Being a mother and a leader in a time of war

Marianne Awaraji
Marianne Awaraji (Photo: SAT-7)

This Mother’s Day in Lebanon arrives during a time when many families are once again navigating uncertainty. Recently, I found myself preparing for a team meeting while also checking the news … and making sure my son felt safe at home.

For many mothers who lead teams or organisations here, the reality of leadership often includes this quiet tension that is rarely visible from the outside.

Across Lebanon, conflict has intensified in recent months, with authorities reporting that nearly 700,000 people, including 200,000 children have been displaced. Families are sheltering with relatives, in churches, and in schools. For those of us who remain and who continue to work, the backdrop to every meeting, every decision, every ordinary moment is the knowledge that life here is fragile. Living with the unpredictability of each day carries its own exhaustion, mental, emotional, and spiritual. 

One mother from southern Lebanon, forced to flee her home, captured this tension: "The hardest thing is leaving, not knowing what to take or if you will ever return." Another, from across the region, wrote to us: "My heart is with every mother in this war." That solidarity and shared weight is something every mother here understands.

And yet, we keep going.

Our days begin like any other leader's. There are decisions to make, people to support, and strategies to move forward. Yet in the background, the weight of a world that feels increasingly unstable presses in. A small voice asks the simplest of questions: "Are we safe?"

In moments like these, leadership takes on a different meaning. It becomes less about authority and more about presence. Less about control, and more about courage.

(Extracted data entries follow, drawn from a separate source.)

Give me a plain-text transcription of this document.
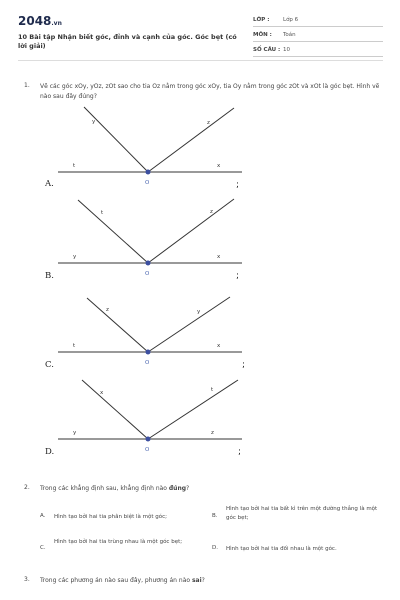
2048.vn
10 Bài tập Nhận biết góc, đỉnh và cạnh của góc. Góc bẹt (có lời giải)
LỚP :	Lớp 6
MÔN :	Toán
SỐ CÂU : 10
1. Vẽ các góc xOy, yOz, zOt sao cho tia Oz nằm trong góc xOy, tia Oy nằm trong góc zOt và xOt là góc bẹt. Hình vẽ nào sau đây đúng?
A.
t	x
y	z
O	;
B.
y	x
t	z
O	;
C.
t	x
z	y
O	;
D.
y	z
x	t
O	;
2. Trong các khẳng định sau, khẳng định nào đúng?
A. Hình tạo bởi hai tia phân biệt là một góc;	B.
Hình tạo bởi hai tia bất kì trên một đường thẳng là một góc bẹt;
C.
Hình tạo bởi hai tia trùng nhau là một góc bẹt;
D. Hình tạo bởi hai tia đối nhau là một góc.
3. Trong các phương án nào sau đây, phương án nào sai?
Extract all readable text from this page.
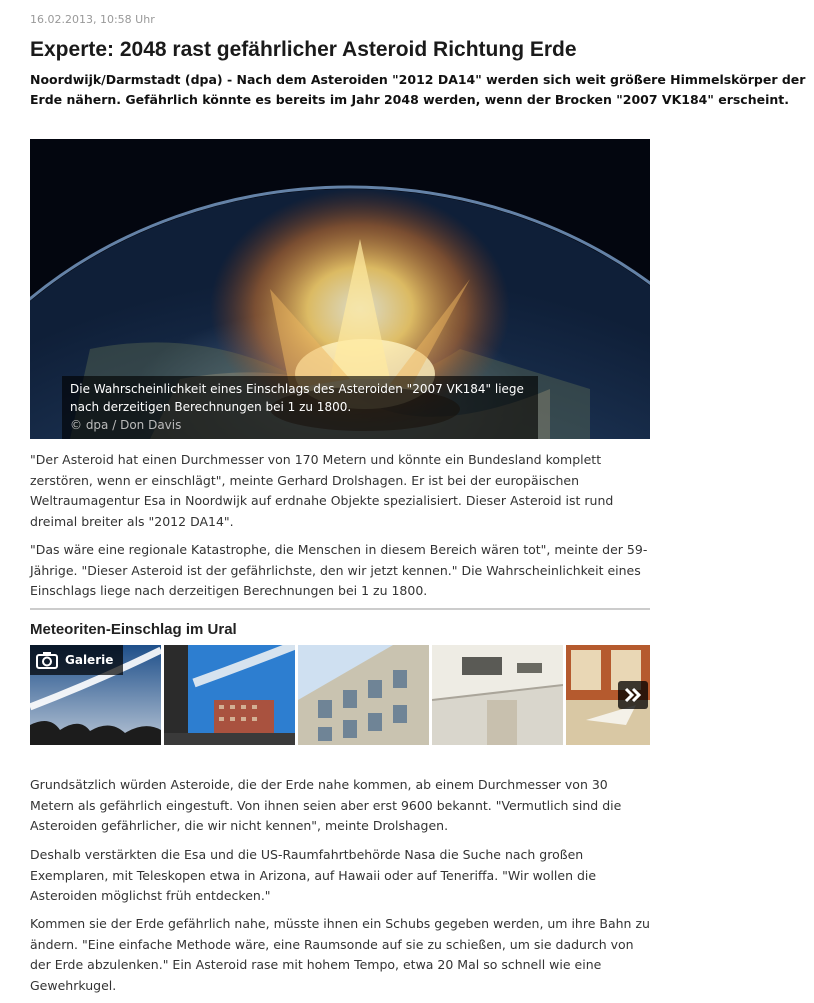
16.02.2013, 10:58 Uhr
Experte: 2048 rast gefährlicher Asteroid Richtung Erde

Noordwijk/Darmstadt (dpa) - Nach dem Asteroiden "2012 DA14" werden sich weit größere Himmelskörper der Erde nähern. Gefährlich könnte es bereits im Jahr 2048 werden, wenn der Brocken "2007 VK184" erscheint.

Die Wahrscheinlichkeit eines Einschlags des Asteroiden "2007 VK184" liege nach derzeitigen Berechnungen bei 1 zu 1800.
© dpa / Don Davis

"Der Asteroid hat einen Durchmesser von 170 Metern und könnte ein Bundesland komplett zerstören, wenn er einschlägt", meinte Gerhard Drolshagen. Er ist bei der europäischen Weltraumagentur Esa in Noordwijk auf erdnahe Objekte spezialisiert. Dieser Asteroid ist rund dreimal breiter als "2012 DA14".

"Das wäre eine regionale Katastrophe, die Menschen in diesem Bereich wären tot", meinte der 59-Jährige. "Dieser Asteroid ist der gefährlichste, den wir jetzt kennen." Die Wahrscheinlichkeit eines Einschlags liege nach derzeitigen Berechnungen bei 1 zu 1800.

Meteoriten-Einschlag im Ural
Galerie

Grundsätzlich würden Asteroide, die der Erde nahe kommen, ab einem Durchmesser von 30 Metern als gefährlich eingestuft. Von ihnen seien aber erst 9600 bekannt. "Vermutlich sind die Asteroiden gefährlicher, die wir nicht kennen", meinte Drolshagen.

Deshalb verstärkten die Esa und die US-Raumfahrtbehörde Nasa die Suche nach großen Exemplaren, mit Teleskopen etwa in Arizona, auf Hawaii oder auf Teneriffa. "Wir wollen die Asteroiden möglichst früh entdecken."

Kommen sie der Erde gefährlich nahe, müsste ihnen ein Schubs gegeben werden, um ihre Bahn zu ändern. "Eine einfache Methode wäre, eine Raumsonde auf sie zu schießen, um sie dadurch von der Erde abzulenken." Ein Asteroid rase mit hohem Tempo, etwa 20 Mal so schnell wie eine Gewehrkugel.
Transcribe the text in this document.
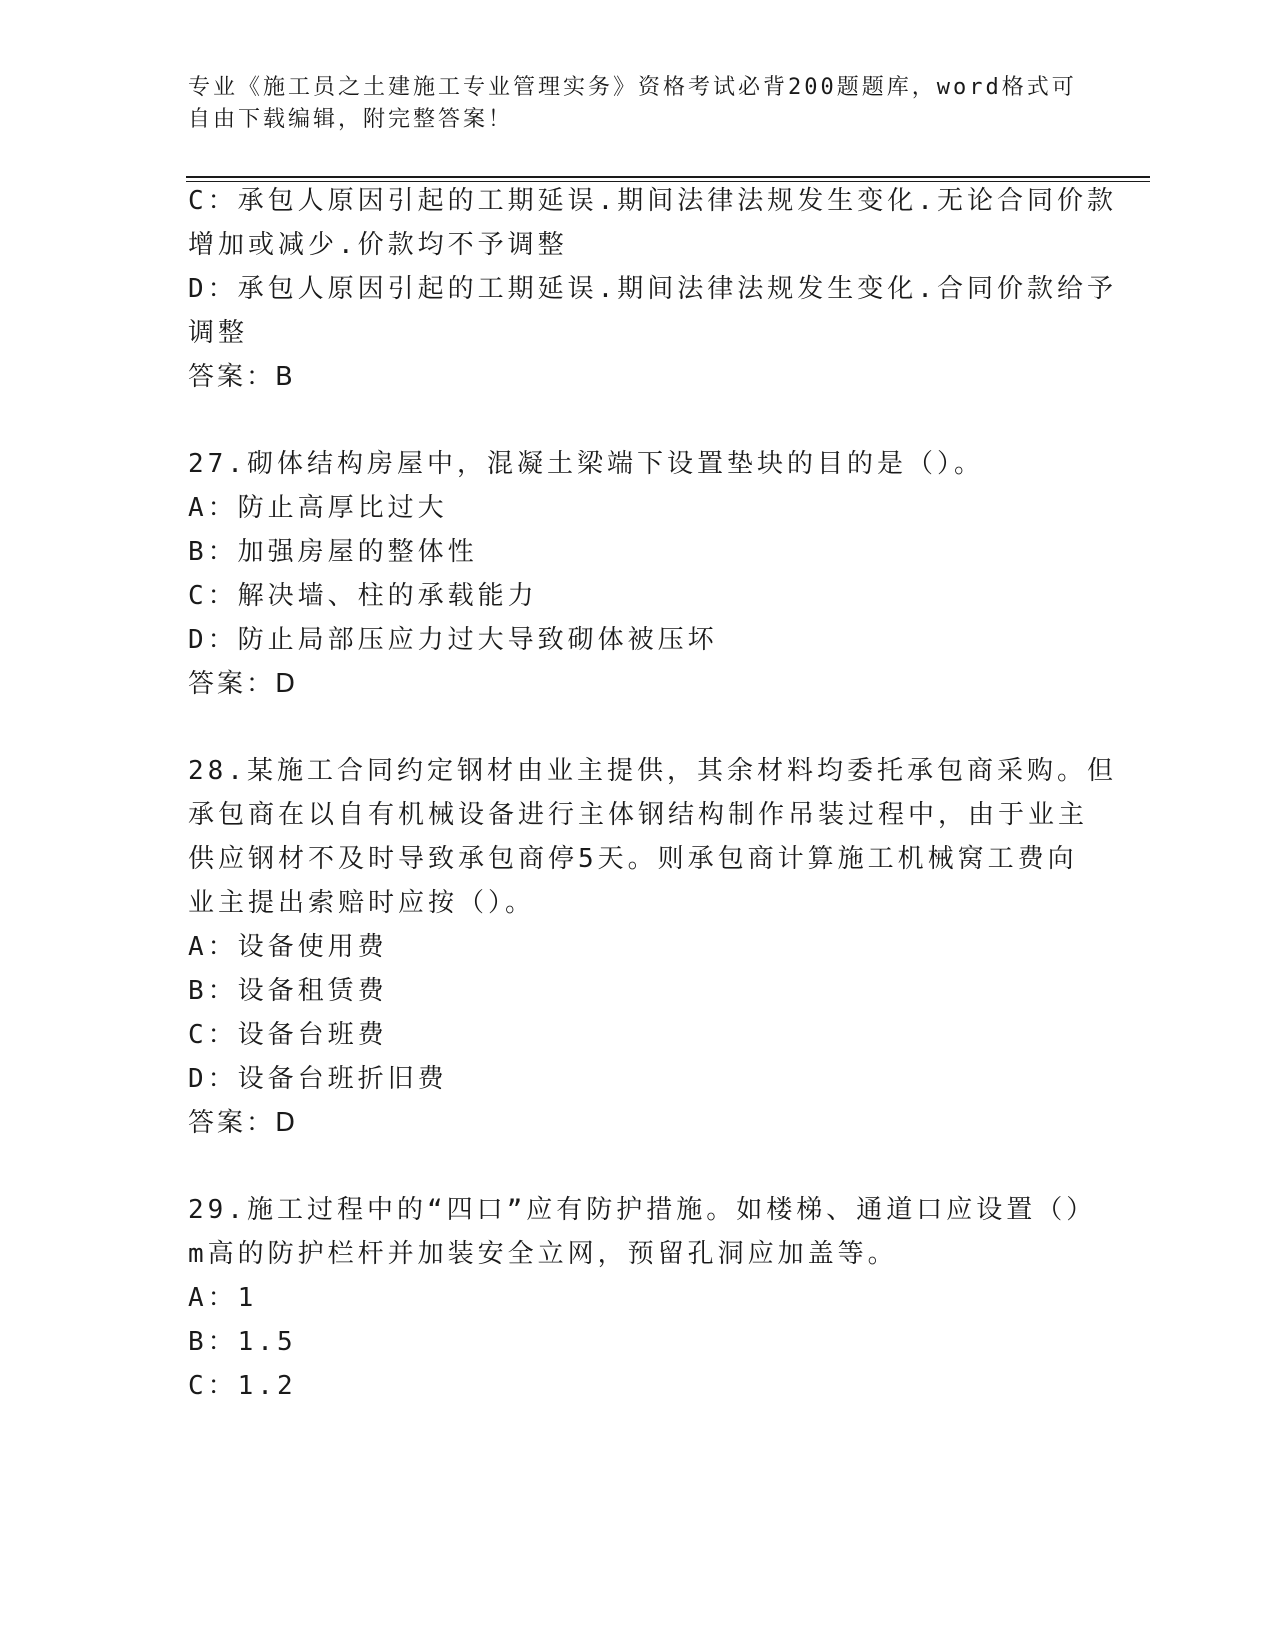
专业《施工员之土建施工专业管理实务》资格考试必背200题题库，word格式可
自由下载编辑，附完整答案！
C：承包人原因引起的工期延误.期间法律法规发生变化.无论合同价款
增加或减少.价款均不予调整
D：承包人原因引起的工期延误.期间法律法规发生变化.合同价款给予
调整
答案：B
27.砌体结构房屋中，混凝土梁端下设置垫块的目的是（）。
A：防止高厚比过大
B：加强房屋的整体性
C：解决墙、柱的承载能力
D：防止局部压应力过大导致砌体被压坏
答案：D
28.某施工合同约定钢材由业主提供，其余材料均委托承包商采购。但
承包商在以自有机械设备进行主体钢结构制作吊装过程中，由于业主
供应钢材不及时导致承包商停5天。则承包商计算施工机械窝工费向
业主提出索赔时应按（）。
A：设备使用费
B：设备租赁费
C：设备台班费
D：设备台班折旧费
答案：D
29.施工过程中的“四口”应有防护措施。如楼梯、通道口应设置（）
m高的防护栏杆并加装安全立网，预留孔洞应加盖等。
A：1
B：1.5
C：1.2
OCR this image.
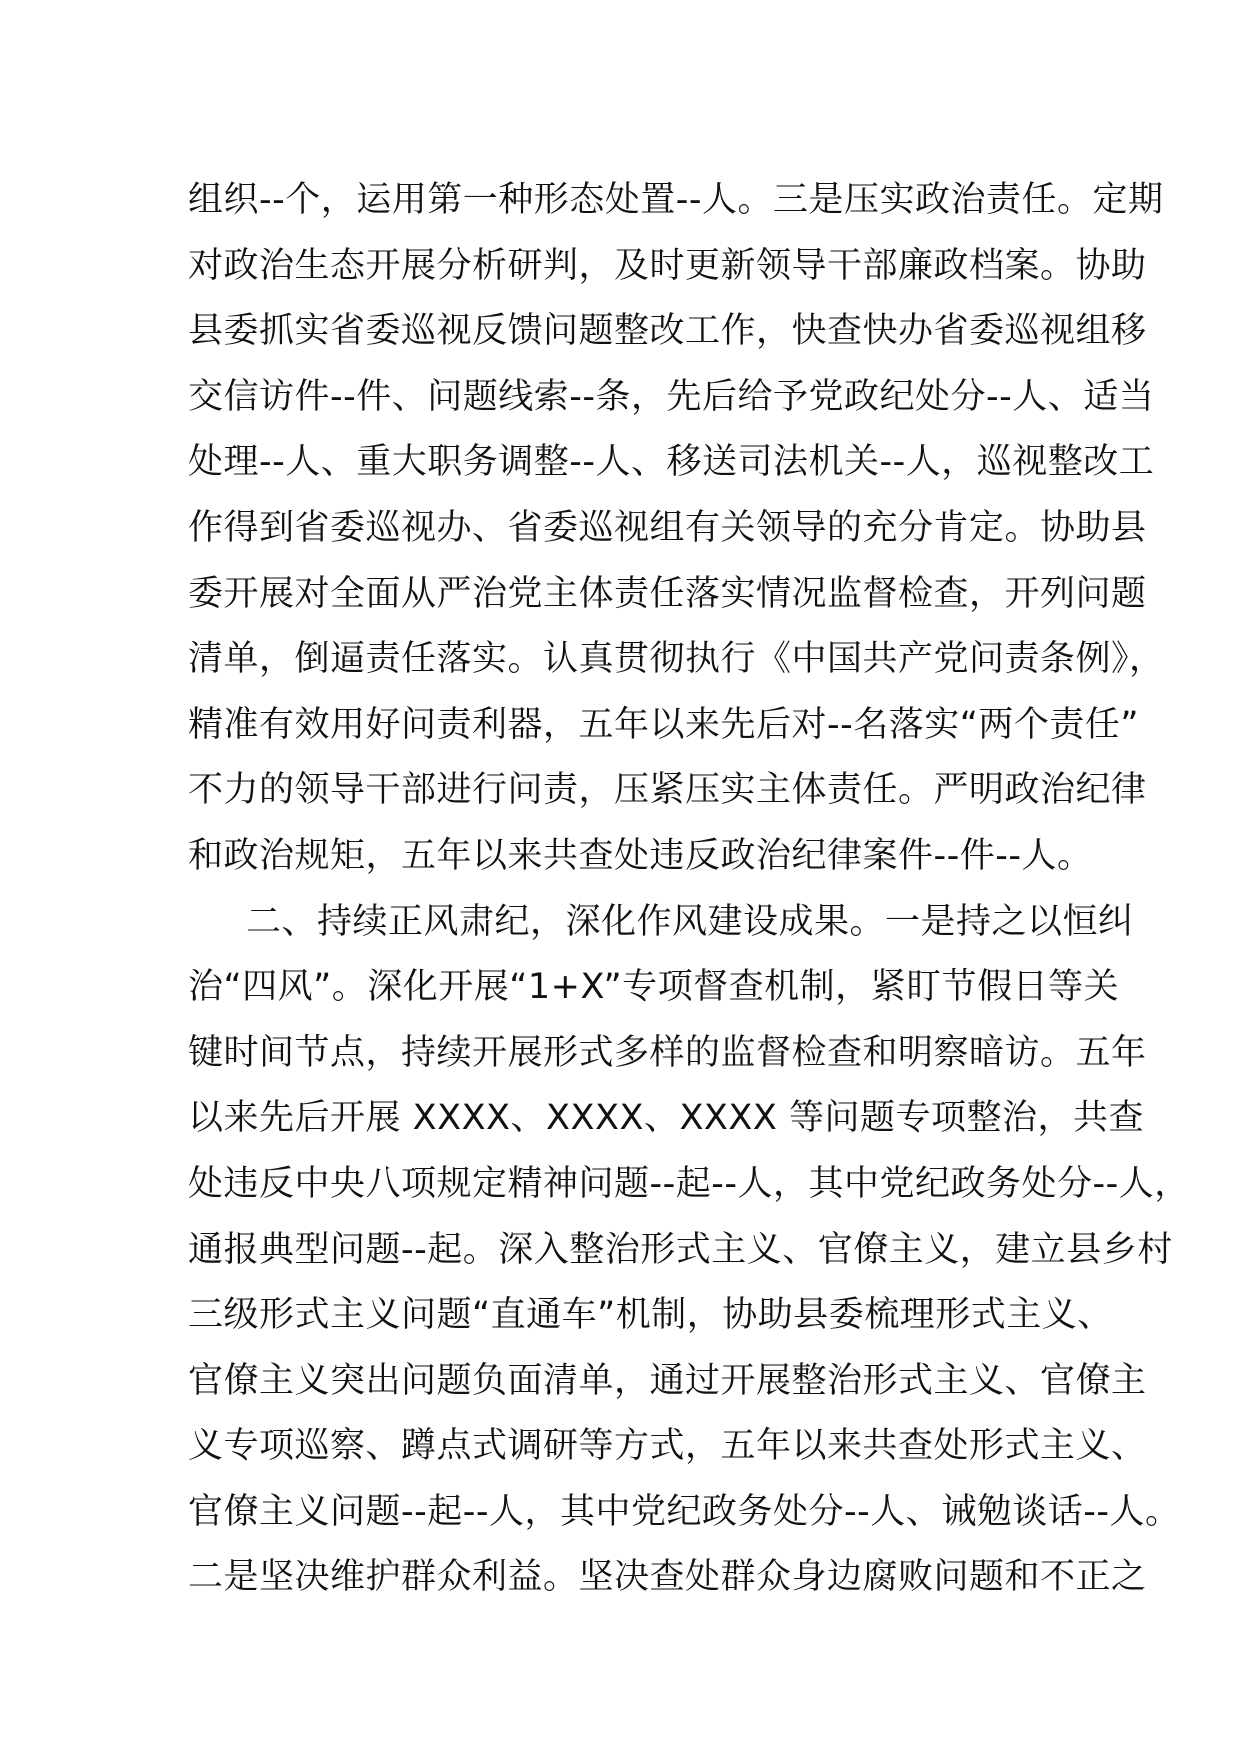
组织--个，运用第一种形态处置--人。三是压实政治责任。定期
对政治生态开展分析研判，及时更新领导干部廉政档案。协助
县委抓实省委巡视反馈问题整改工作，快查快办省委巡视组移
交信访件--件、问题线索--条，先后给予党政纪处分--人、适当
处理--人、重大职务调整--人、移送司法机关--人，巡视整改工
作得到省委巡视办、省委巡视组有关领导的充分肯定。协助县
委开展对全面从严治党主体责任落实情况监督检查，开列问题
清单，倒逼责任落实。认真贯彻执行《中国共产党问责条例》，
精准有效用好问责利器，五年以来先后对--名落实“两个责任”
不力的领导干部进行问责，压紧压实主体责任。严明政治纪律
和政治规矩，五年以来共查处违反政治纪律案件--件--人。
二、持续正风肃纪，深化作风建设成果。一是持之以恒纠
治“四风”。深化开展“1+X”专项督查机制，紧盯节假日等关
键时间节点，持续开展形式多样的监督检查和明察暗访。五年
以来先后开展 XXXX、XXXX、XXXX 等问题专项整治，共查
处违反中央八项规定精神问题--起--人，其中党纪政务处分--人，
通报典型问题--起。深入整治形式主义、官僚主义，建立县乡村
三级形式主义问题“直通车”机制，协助县委梳理形式主义、
官僚主义突出问题负面清单，通过开展整治形式主义、官僚主
义专项巡察、蹲点式调研等方式，五年以来共查处形式主义、
官僚主义问题--起--人，其中党纪政务处分--人、诫勉谈话--人。
二是坚决维护群众利益。坚决查处群众身边腐败问题和不正之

Leadership in difficult environments builds something powerful: resilience. Resilience is choosing to keep leading, supporting your team, and moving the mission forward despite the obstacles you face.

As mothers who lead, we carry two worlds at once. We shoulder both the professional world where teams depend on us, and the tender world of our children, who look to us to know that everything will be alright. In these moments, we are not just mothers or managers … we are the first theologians our children will ever meet.

Our children are watching. They are learning not just from what we say, but from how we respond when life feels uncertain. They are discovering that courage does not mean the absence of fear, but the decision to keep moving forward with faith.

As a Christian, I hold on to the reminder that leadership was never meant to be sustained by our strength alone.

"God is our refuge and strength, an ever-present help in trouble." (Psalm 46:1)

In difficult seasons, leadership becomes an act of trust. Trust that our work still matters. Trust that hope is stronger than fear. Trust that even in unstable moments, God is still present and still at work. As one Lebanese believer put it simply: "Without having faith and hope, we would have been lost long ago."

I think of the mother in Iran who wrote: "I have invested my strength and years into building our home" and who, despite everything, has not stopped caring, not stopped praying, not stopped hoping.

This Mother's Day, I want to speak to every mother who is leading a team, a household, a congregation, or simply navigating difficulty.

Your enduring strength matters more than you know. The way you hold steady, the way you keep going, the way you point your children and colleagues towards hope, that is not a small thing. That is a profound act of faith.

Sometimes the most powerful leadership is simply showing up with faith, love, and steady courage … even when the world around us feels like it’s falling apart.

Marianne Awaraji is a Christian leader based in Lebanon, where she works with SAT-7 ARABIC as their Audience Relations Manager as well as a presenter. She speaks and writes on faith, leadership, and resilience in the Middle Eastern context.